Но я не хотел ни мыться и чиститься, ни скрывать свою грязь под штукатуркой. Я не хотел притворяться. Я хотел быть бодрым и твердым, чтобы кормить Арсе моей волей и деньгами, которые я разменял на множество бумажек и спрятал в стальной сейф, в подвал банка, вместе с револьвером, гайками, пружинами и стеклышками. Теперь я знал, что, если Арсе будет как бы мертвым, из разложения вырастет новый цветок; и я поддерживал его зелеными бумажками, и свиданьями с Кекой, и теми ночами, и рассветами, когда я приникал к стене, чтобы слушать, как она говорит с мужчинами и женщинами, и врет им, не мне одному, и быстро болтает, и бьется в пьяных рыданиях, когда в ее одиночество вторгнутся «они». Я поддерживал Арсе врачом из города у реки и Эленой Сала, которые исходили мною же выдуманный и мною населенный край. Деньгами, Кекой, Санта-Марией и ее обитателями. Но главным – я это знал, не беспокоясь о том, будут ли у меня кров и пища, – главным тут были деньги, без них он жить не мог. Я держал их в банке и должен был тратить понемногу, осторожно, до той поры, когда придет неотвратимое (миг этот нельзя ни поторопить, ни отсрочить) и Арсе отступит на шаг, чтобы получше увидеть мертвую Кеку.
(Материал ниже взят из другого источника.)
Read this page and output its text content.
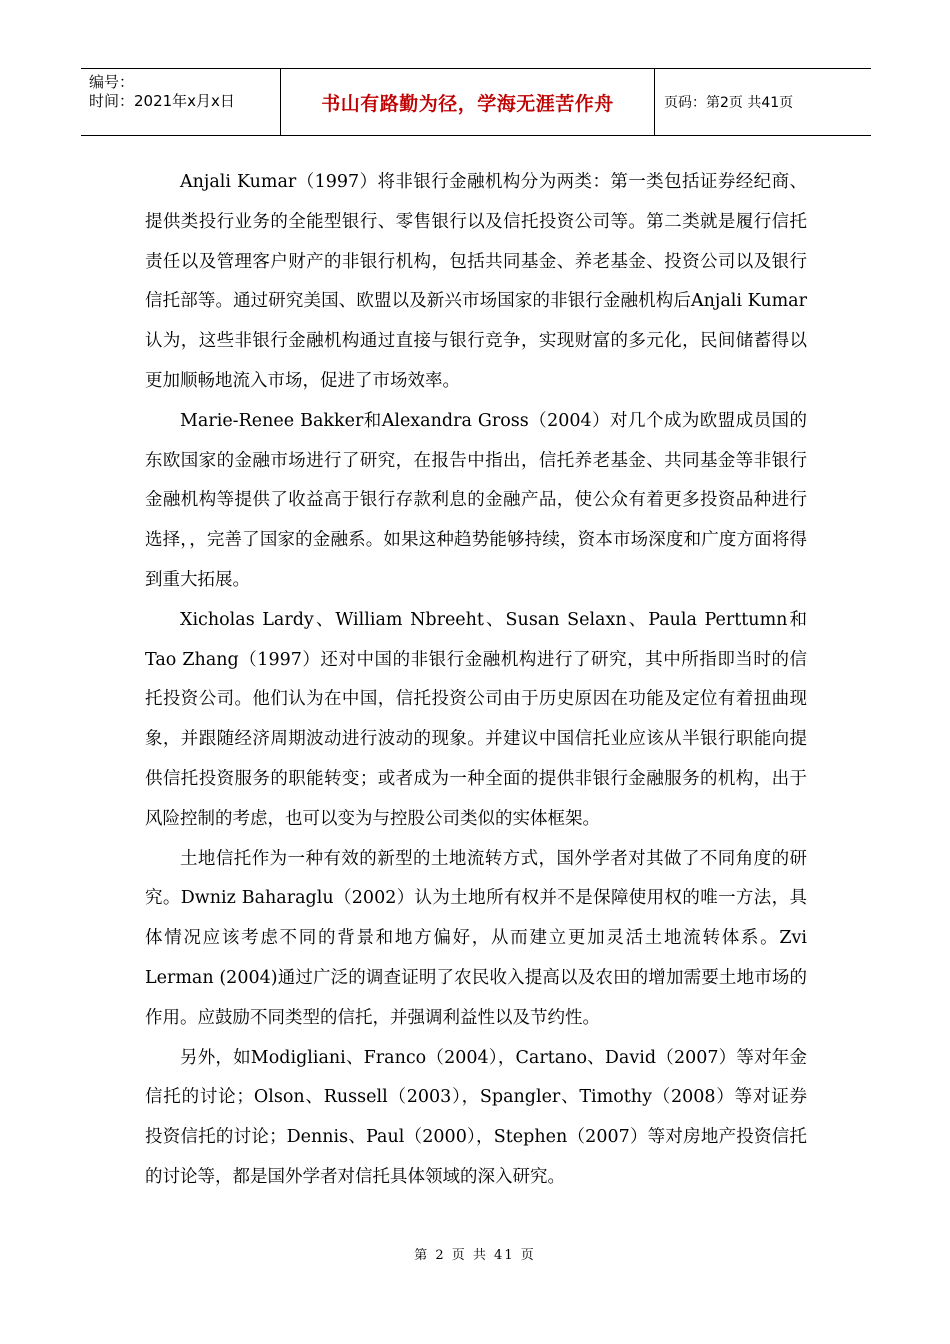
编号：
时间：2021年x月x日	书山有路勤为径，学海无涯苦作舟	页码：第2页 共41页

Anjali Kumar（1997）将非银行金融机构分为两类：第一类包括证券经纪商、提供类投行业务的全能型银行、零售银行以及信托投资公司等。第二类就是履行信托责任以及管理客户财产的非银行机构，包括共同基金、养老基金、投资公司以及银行信托部等。通过研究美国、欧盟以及新兴市场国家的非银行金融机构后Anjali Kumar认为，这些非银行金融机构通过直接与银行竞争，实现财富的多元化，民间储蓄得以更加顺畅地流入市场，促进了市场效率。

Marie-Renee Bakker和Alexandra Gross（2004）对几个成为欧盟成员国的东欧国家的金融市场进行了研究，在报告中指出，信托养老基金、共同基金等非银行金融机构等提供了收益高于银行存款利息的金融产品，使公众有着更多投资品种进行选择，，完善了国家的金融系。如果这种趋势能够持续，资本市场深度和广度方面将得到重大拓展。

Xicholas Lardy、William Nbreeht、Susan Selaxn、Paula Perttumn和Tao Zhang（1997）还对中国的非银行金融机构进行了研究，其中所指即当时的信托投资公司。他们认为在中国，信托投资公司由于历史原因在功能及定位有着扭曲现象，并跟随经济周期波动进行波动的现象。并建议中国信托业应该从半银行职能向提供信托投资服务的职能转变；或者成为一种全面的提供非银行金融服务的机构，出于风险控制的考虑，也可以变为与控股公司类似的实体框架。

土地信托作为一种有效的新型的土地流转方式，国外学者对其做了不同角度的研究。Dwniz Baharaglu（2002）认为土地所有权并不是保障使用权的唯一方法，具体情况应该考虑不同的背景和地方偏好，从而建立更加灵活土地流转体系。Zvi Lerman (2004)通过广泛的调查证明了农民收入提高以及农田的增加需要土地市场的作用。应鼓励不同类型的信托，并强调利益性以及节约性。

另外，如Modigliani、Franco（2004），Cartano、David（2007）等对年金信托的讨论；Olson、Russell（2003），Spangler、Timothy（2008）等对证券投资信托的讨论；Dennis、Paul（2000），Stephen（2007）等对房地产投资信托的讨论等，都是国外学者对信托具体领域的深入研究。

第 2 页 共 41 页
Я сам, и мое презрение, и моя жертва спускались по лестницам банка жаркими утрами, когда мне было нужно что-нибудь купить или просто взглянуть на деньги, их потрогать. Мы входили в прохладу подземного царства, и человек с кобурой у пояса вел нас между решеток и толстых стен, сквозь остановившийся воздух и укрощенное ожидание. Другой человек, в черной шляпе набекрень, томился у входа в комнату. Я входил туда, запирался вместе с сейфом, стоящим на столе, и крутил диск с шифром, и склонялся над деньгами, без жадности, как склоняются над зеркалом, не замечая собственного отражения. Верил я не только глазам. Прежде чем закрыть крышку, я зажмуривался и перебирал бумажки, стеклышки, гайки, пытаясь угадать записку Эрнесто: «Позвоню или приду в девять». Мне казалось, что она подскажет, настал ли миг Арсе; и я ее брал, и держал, и думал: «С ума посходили», и вспоминал Кекино лицо, улыбку, говор, ложь. Пальцы не получали знака, но лицо я видел с удивительной четкостью и улавливал неповторимые, неведомые прежде черточки. Поэтому иногда я запирался с сейфом, чтобы увидеть, как Кека двигает рукой, подстеречь взор, которым она на меня не глядела, и подумать, что хоть на минуту мне удастся узнать ее, сделать ее своей без всякой страсти, как пищу.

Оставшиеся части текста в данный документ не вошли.